Secretary of State Sam Reed and Attorney General Rob McKenna continue to advocate for release of the signatures under terms of the broad voter-approved Public Records Act.  The referendum process is citizen legislating and Washington voters expect the process to be open and transparent, not secret, Reed said.  He said millions of petition signatures have been turned in in recent years, without report of harassment or intimidation that would “chill” the process.  The R-71 donors’ identity has been posted on the Internet for two years, again without apparent controversy, he added.

Every state with the initiative process, except for California, treats petitions as releasable public records, McKenna noted.

R-71 petitions have not been released publicly, although a number of public records requests are pending.  Reed’s office does not routinely release petitions or post them on the website, but rather responds to specific requests under the Public Records Act.

Postscript: Voters upheld the “everything but marriage” legislation by a 53-47 margin. Benefits to gay couples and senior opposite-sex domestic partners accrue to people on the Secretary of State’s registry. As of today, that’s 9,333 couples.


2 Responses to “Judge: Ruling on Doe v. Reed R-71 disclosure case in 2 weeks”

  1. Sara Johannsen says:

    Thank you so much for this report. I think there is good reason to be optimistic that Judge Settle will toss the remaining claim.

    I think that Sec. Reed and the AG’s office deserve ample credit for litigating this matter so well at all stages of the case. And your updating the litigation page is really appreciated.

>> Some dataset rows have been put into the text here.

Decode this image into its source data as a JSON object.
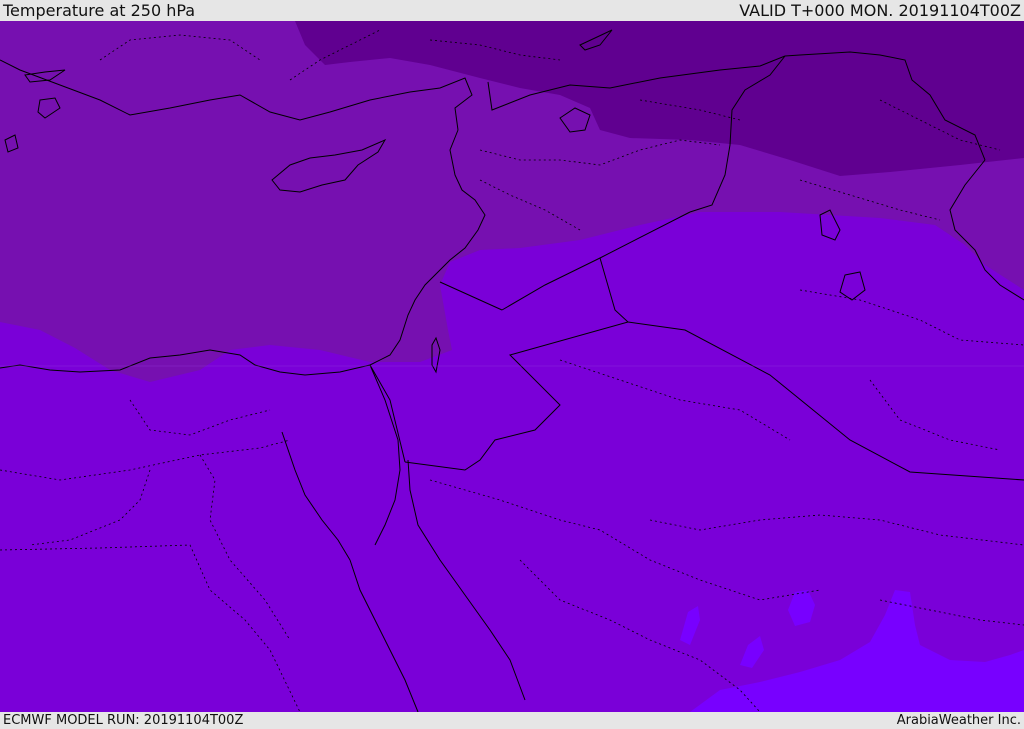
{
  "header": {
    "title": "Temperature at 250 hPa",
    "valid": "VALID T+000 MON. 20191104T00Z"
  },
  "footer": {
    "model_run": "ECMWF MODEL RUN: 20191104T00Z",
    "credit": "ArabiaWeather Inc."
  },
  "colors": {
    "frame": "#e6e6e6",
    "band_coldest": "#600090",
    "band_cold": "#7610b0",
    "band_main": "#7a00d8",
    "band_warm": "#7800ff",
    "border_line": "#000000"
  }
}
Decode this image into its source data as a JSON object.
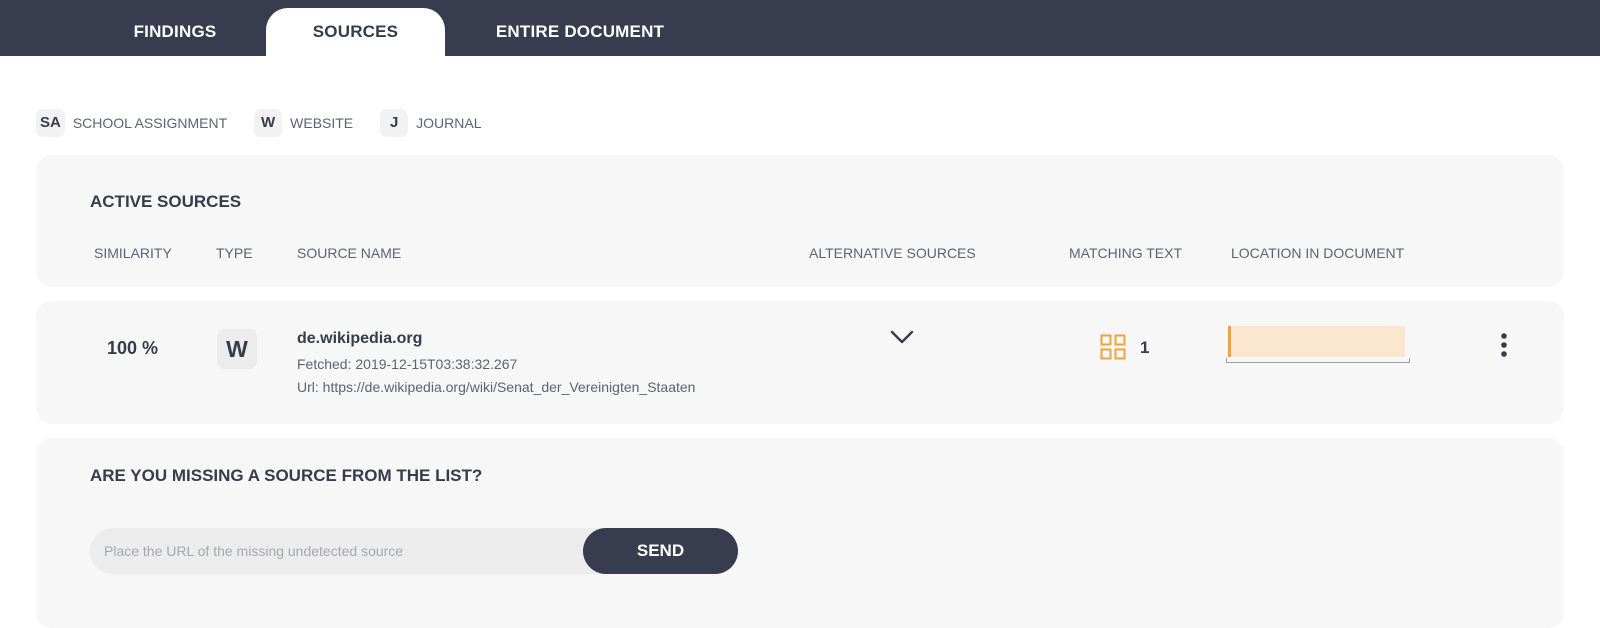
{
  "tabs": {
    "findings": "FINDINGS",
    "sources": "SOURCES",
    "entire_document": "ENTIRE DOCUMENT",
    "active": "SOURCES"
  },
  "legend": [
    {
      "badge": "SA",
      "label": "SCHOOL ASSIGNMENT"
    },
    {
      "badge": "W",
      "label": "WEBSITE"
    },
    {
      "badge": "J",
      "label": "JOURNAL"
    }
  ],
  "active_sources": {
    "title": "ACTIVE SOURCES",
    "columns": {
      "similarity": "SIMILARITY",
      "type": "TYPE",
      "source_name": "SOURCE NAME",
      "alternative_sources": "ALTERNATIVE SOURCES",
      "matching_text": "MATCHING TEXT",
      "location": "LOCATION IN DOCUMENT"
    },
    "rows": [
      {
        "similarity": "100 %",
        "type_badge": "W",
        "name": "de.wikipedia.org",
        "fetched": "Fetched: 2019-12-15T03:38:32.267",
        "url": "Url: https://de.wikipedia.org/wiki/Senat_der_Vereinigten_Staaten",
        "alternative_icon": "chevron-down-icon",
        "matching_icon": "grid-icon",
        "matching_count": "1",
        "location_fraction": 0.96,
        "menu_icon": "kebab-menu-icon"
      }
    ]
  },
  "missing_source": {
    "title": "ARE YOU MISSING A SOURCE FROM THE LIST?",
    "input_placeholder": "Place the URL of the missing undetected source",
    "input_value": "",
    "send_label": "SEND"
  },
  "colors": {
    "header_bg": "#373d4e",
    "card_bg": "#f7f7f7",
    "accent_orange": "#f2a33a",
    "location_fill": "#fbe7cf",
    "text_dark": "#353c4c"
  }
}
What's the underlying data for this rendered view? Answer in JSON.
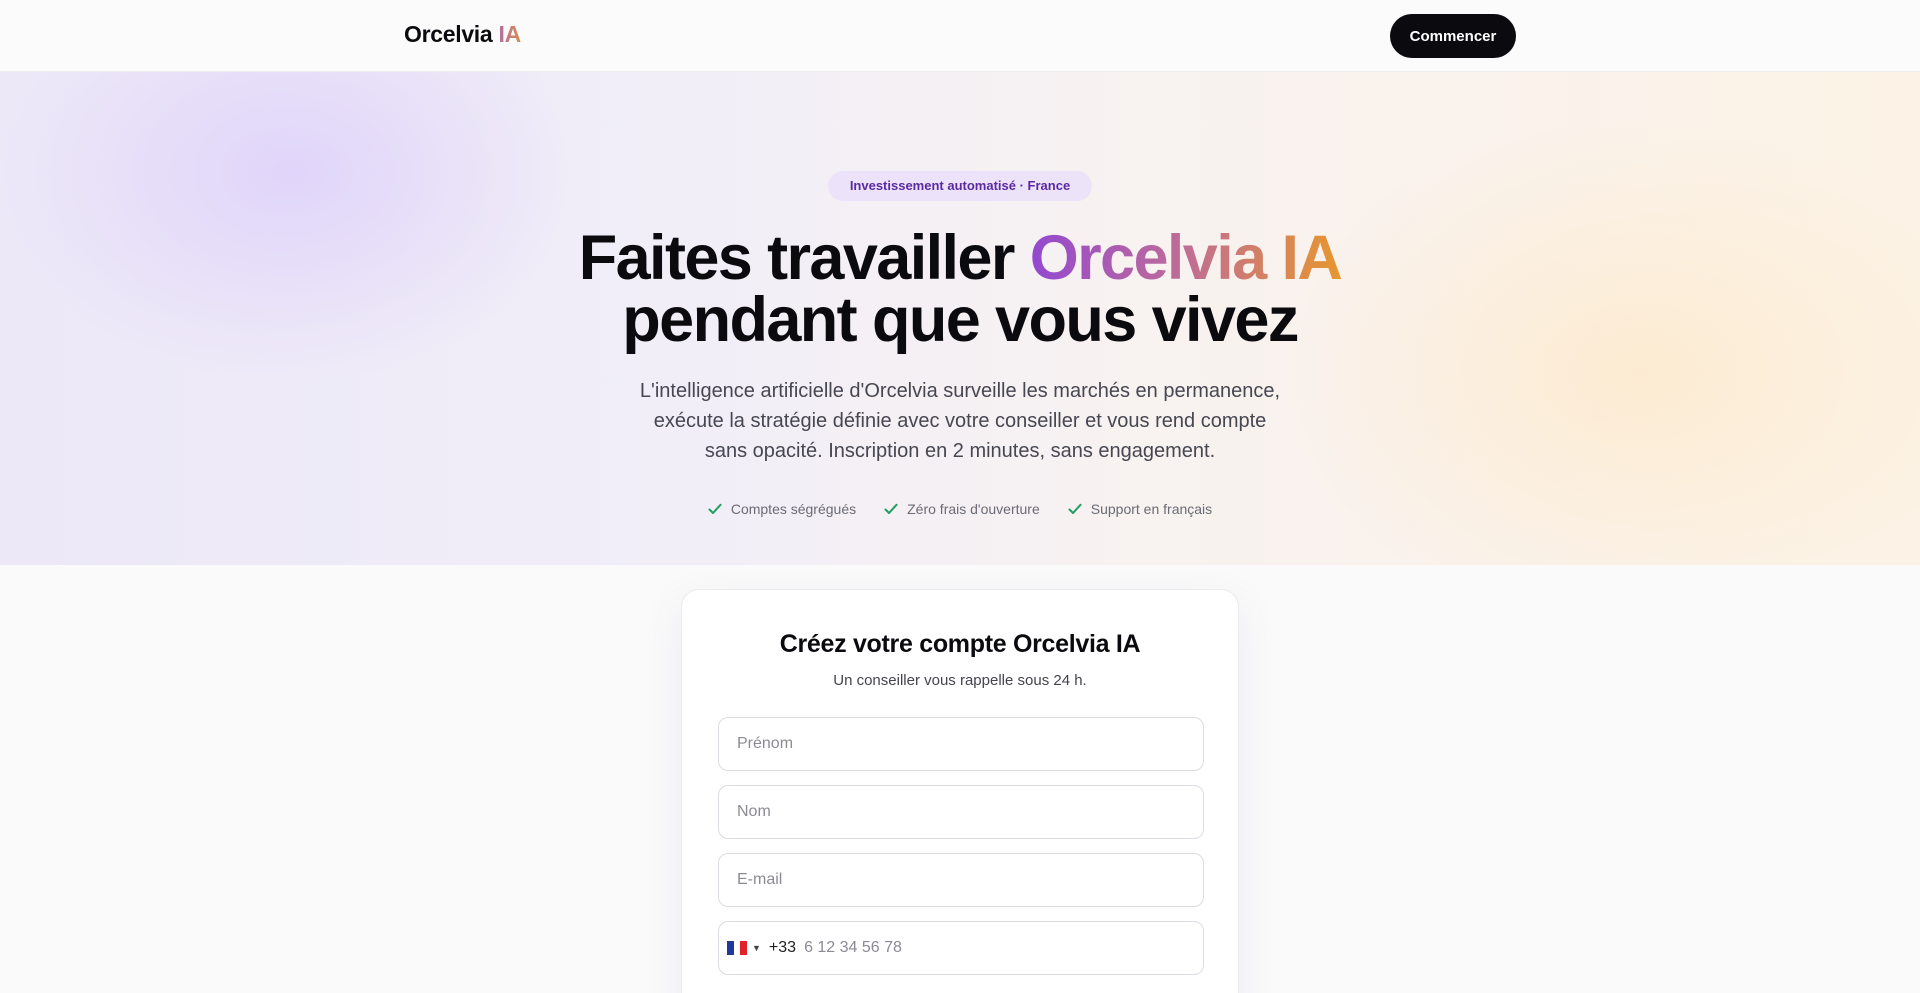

    That having been said, I think that if and when the petitions are released, it is going to come out that R-71 never should have been qualified for the ballot in the first place. The SOS’s signature review procedures are skewed. You correct errors in which valid signatures were mistakenly rejected, but you do not correct errors in which invalid signatures were mistakenly accepted. Your own audit of a sampling of petitions showed a mistaken acceptance rate of over 10%.

    In the vast majority of cases, this skewed procedure won’t matter, since proponents will submit far more names than the minimum or alternatively will clearly fall short. But R-71 was a case right on the margin, where just a few thousand improperly accepted signatures would have made the difference. I think you will find that you loosed a contentious ballot battle on the state and 2 years of litigation on yourselves all for no good reason.

  2. William D. Hamilton says:

    I have no problem with the release of “names.” I do have a problem if any address information (i.e. street address, city, zip code, or county) is made public.